UrbanLab Films: Dog Day Afternoon
19 March 2013, 7:00 pm–10:00 pm
UrbanLab Films present Dog Day Afternoon (1975). In celebration of the paperback launch of The Political Unconscious of Architecture.
UCL Urban Laboratory
Roxy Bar and Screen128-132 Borough High StreetLondonSE1 1LBUnited Kingdom
Dog Day Afternoon (1975) by director Sidney Lumet (also director of 12 Angry Men, 1957), is based on the true story of convicted bank robber John Wojtowicz, taking its inspiration from an account of the robbery of the Chase Manhattan Bank, Brooklyn, in a 1972 edition of Life magazine. Lumet's version of the botched robbery and hostage stand-off with police emphasizes the personal and moral complexities of the event, and the degree of empathy for the robbers displayed by a crowd of on-lookers, echoing wider, anti establishment demonstrations during the later period of the Vietnam war . Al Pacino plays the lead role, creating an iconic anti-hero of 70s urban cinema, and his method acting received wide critical acclaim. But it is precisely the achievements and virtuosity of Pacino's performance that troubled the Marxist cultural theorist Fredric Jameson, whose political critique of the film will be discussed in an introduction by Dr Robin Wilson (UCL Bartlett School of Architecture).

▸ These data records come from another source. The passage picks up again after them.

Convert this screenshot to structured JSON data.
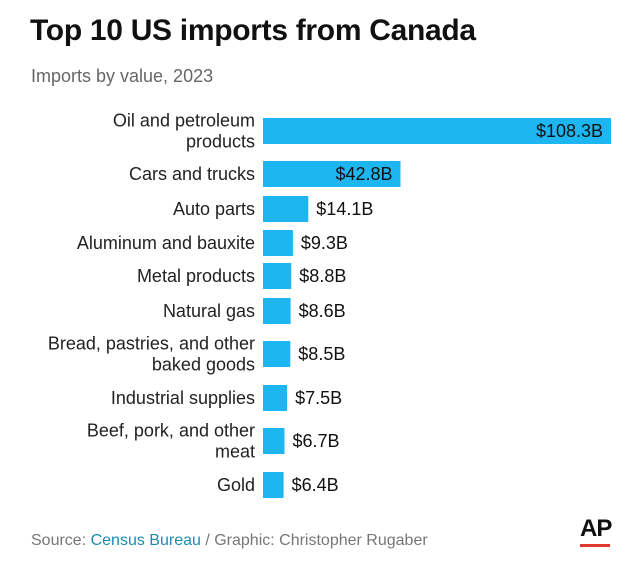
{
  "header": {
    "title": "Top 10 US imports from Canada",
    "subtitle": "Imports by value, 2023"
  },
  "footer": {
    "source_prefix": "Source: ",
    "source_name": "Census Bureau",
    "separator": " / ",
    "credit": "Graphic: Christopher Rugaber",
    "logo_text": "AP"
  },
  "colors": {
    "bar": "#1eb6f0",
    "link": "#1a8cb0",
    "logo_accent": "#e03a2f"
  },
  "chart_data": {
    "type": "bar",
    "orientation": "horizontal",
    "title": "Top 10 US imports from Canada",
    "subtitle": "Imports by value, 2023",
    "unit": "billion USD",
    "categories": [
      [
        "Oil and petroleum",
        "products"
      ],
      [
        "Cars and trucks"
      ],
      [
        "Auto parts"
      ],
      [
        "Aluminum and bauxite"
      ],
      [
        "Metal products"
      ],
      [
        "Natural gas"
      ],
      [
        "Bread, pastries, and other",
        "baked goods"
      ],
      [
        "Industrial supplies"
      ],
      [
        "Beef, pork, and other",
        "meat"
      ],
      [
        "Gold"
      ]
    ],
    "values": [
      108.3,
      42.8,
      14.1,
      9.3,
      8.8,
      8.6,
      8.5,
      7.5,
      6.7,
      6.4
    ],
    "labels": [
      "$108.3B",
      "$42.8B",
      "$14.1B",
      "$9.3B",
      "$8.8B",
      "$8.6B",
      "$8.5B",
      "$7.5B",
      "$6.7B",
      "$6.4B"
    ],
    "label_inside": [
      true,
      true,
      false,
      false,
      false,
      false,
      false,
      false,
      false,
      false
    ],
    "grid": false,
    "legend": "none"
  }
}
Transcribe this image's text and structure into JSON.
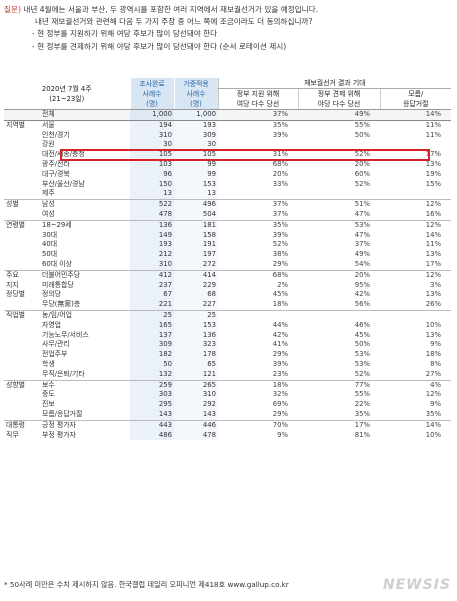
{
  "question": {
    "label": "질문)",
    "line1": "내년 4월에는 서울과 부산, 두 광역시를 포함한 여러 지역에서 재보궐선거가 있을 예정입니다.",
    "line2": "내년 재보궐선거와 관련해 다음 두 가지 주장 중 어느 쪽에 조금이라도 더 동의하십니까?",
    "line3": "- 현 정부를 지원하기 위해 여당 후보가 많이 당선돼야 한다",
    "line4": "- 현 정부를 견제하기 위해 야당 후보가 많이 당선돼야 한다 (순서 로테이션 제시)"
  },
  "header": {
    "date": "2020년 7월 4주",
    "date_range": "(21~23일)",
    "col_completed": [
      "조사완료",
      "사례수",
      "(명)"
    ],
    "col_weighted": [
      "가중적용",
      "사례수",
      "(명)"
    ],
    "group": "재보궐선거 결과 기대",
    "col_a": [
      "정부 지원 위해",
      "여당 다수 당선"
    ],
    "col_b": [
      "정부 견제 위해",
      "야당 다수 당선"
    ],
    "col_c": [
      "모름/",
      "응답거절"
    ]
  },
  "rows": [
    {
      "g": "",
      "s": "전체",
      "n1": "1,000",
      "n2": "1,000",
      "a": "37%",
      "b": "49%",
      "c": "14%",
      "cls": "total"
    },
    {
      "g": "지역별",
      "s": "서울",
      "n1": "194",
      "n2": "193",
      "a": "35%",
      "b": "55%",
      "c": "11%",
      "cls": "sep"
    },
    {
      "g": "",
      "s": "인천/경기",
      "n1": "310",
      "n2": "309",
      "a": "39%",
      "b": "50%",
      "c": "11%"
    },
    {
      "g": "",
      "s": "강원",
      "n1": "30",
      "n2": "30",
      "a": "",
      "b": "",
      "c": ""
    },
    {
      "g": "",
      "s": "대전/세종/충청",
      "n1": "105",
      "n2": "105",
      "a": "31%",
      "b": "52%",
      "c": "17%"
    },
    {
      "g": "",
      "s": "광주/전라",
      "n1": "103",
      "n2": "99",
      "a": "68%",
      "b": "20%",
      "c": "13%"
    },
    {
      "g": "",
      "s": "대구/경북",
      "n1": "96",
      "n2": "99",
      "a": "20%",
      "b": "60%",
      "c": "19%"
    },
    {
      "g": "",
      "s": "부산/울산/경남",
      "n1": "150",
      "n2": "153",
      "a": "33%",
      "b": "52%",
      "c": "15%"
    },
    {
      "g": "",
      "s": "제주",
      "n1": "13",
      "n2": "13",
      "a": "",
      "b": "",
      "c": ""
    },
    {
      "g": "성별",
      "s": "남성",
      "n1": "522",
      "n2": "496",
      "a": "37%",
      "b": "51%",
      "c": "12%",
      "cls": "sep"
    },
    {
      "g": "",
      "s": "여성",
      "n1": "478",
      "n2": "504",
      "a": "37%",
      "b": "47%",
      "c": "16%"
    },
    {
      "g": "연령별",
      "s": "18~29세",
      "n1": "136",
      "n2": "181",
      "a": "35%",
      "b": "53%",
      "c": "12%",
      "cls": "sep"
    },
    {
      "g": "",
      "s": "30대",
      "n1": "149",
      "n2": "158",
      "a": "39%",
      "b": "47%",
      "c": "14%"
    },
    {
      "g": "",
      "s": "40대",
      "n1": "193",
      "n2": "191",
      "a": "52%",
      "b": "37%",
      "c": "11%"
    },
    {
      "g": "",
      "s": "50대",
      "n1": "212",
      "n2": "197",
      "a": "38%",
      "b": "49%",
      "c": "13%"
    },
    {
      "g": "",
      "s": "60대 이상",
      "n1": "310",
      "n2": "272",
      "a": "29%",
      "b": "54%",
      "c": "17%"
    },
    {
      "g": "주요",
      "s": "더불어민주당",
      "n1": "412",
      "n2": "414",
      "a": "68%",
      "b": "20%",
      "c": "12%",
      "cls": "sep"
    },
    {
      "g": "지지",
      "s": "미래통합당",
      "n1": "237",
      "n2": "229",
      "a": "2%",
      "b": "95%",
      "c": "3%"
    },
    {
      "g": "정당별",
      "s": "정의당",
      "n1": "67",
      "n2": "68",
      "a": "45%",
      "b": "42%",
      "c": "13%"
    },
    {
      "g": "",
      "s": "무당(無黨)층",
      "n1": "221",
      "n2": "227",
      "a": "18%",
      "b": "56%",
      "c": "26%"
    },
    {
      "g": "직업별",
      "s": "농/임/어업",
      "n1": "25",
      "n2": "25",
      "a": "",
      "b": "",
      "c": "",
      "cls": "sep"
    },
    {
      "g": "",
      "s": "자영업",
      "n1": "165",
      "n2": "153",
      "a": "44%",
      "b": "46%",
      "c": "10%"
    },
    {
      "g": "",
      "s": "기능노무/서비스",
      "n1": "137",
      "n2": "136",
      "a": "42%",
      "b": "45%",
      "c": "13%"
    },
    {
      "g": "",
      "s": "사무/관리",
      "n1": "309",
      "n2": "323",
      "a": "41%",
      "b": "50%",
      "c": "9%"
    },
    {
      "g": "",
      "s": "전업주부",
      "n1": "182",
      "n2": "178",
      "a": "29%",
      "b": "53%",
      "c": "18%"
    },
    {
      "g": "",
      "s": "학생",
      "n1": "50",
      "n2": "65",
      "a": "39%",
      "b": "53%",
      "c": "8%"
    },
    {
      "g": "",
      "s": "무직/은퇴/기타",
      "n1": "132",
      "n2": "121",
      "a": "23%",
      "b": "52%",
      "c": "27%"
    },
    {
      "g": "성향별",
      "s": "보수",
      "n1": "259",
      "n2": "265",
      "a": "18%",
      "b": "77%",
      "c": "4%",
      "cls": "sep"
    },
    {
      "g": "",
      "s": "중도",
      "n1": "303",
      "n2": "310",
      "a": "32%",
      "b": "55%",
      "c": "12%"
    },
    {
      "g": "",
      "s": "진보",
      "n1": "295",
      "n2": "292",
      "a": "69%",
      "b": "22%",
      "c": "9%"
    },
    {
      "g": "",
      "s": "모름/응답거절",
      "n1": "143",
      "n2": "143",
      "a": "29%",
      "b": "35%",
      "c": "35%"
    },
    {
      "g": "대통령",
      "s": "긍정 평가자",
      "n1": "443",
      "n2": "446",
      "a": "70%",
      "b": "17%",
      "c": "14%",
      "cls": "sep"
    },
    {
      "g": "직무",
      "s": "부정 평가자",
      "n1": "486",
      "n2": "478",
      "a": "9%",
      "b": "81%",
      "c": "10%"
    }
  ],
  "footnote": "* 50사례 미만은 수치 제시하지 않음. 한국갤럽 데일리 오피니언 제418호 www.gallup.co.kr",
  "watermark": "NEWSIS"
}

This screening celebrates the recent paperback publication of The Political Unconscious of Architecture (Ashgate, 2011). Edited by Nadir Lahiji and bringing together a team of leading scholars including Slavoj Žižek, Joan Ockman, Jane Rendell, Kojin Karatani, and Robin Wilson this book critically examines the important contribution made by Jameson to the radical critique of architecture and urbanism, highlighting its continued importance to contemporary architecture discourse.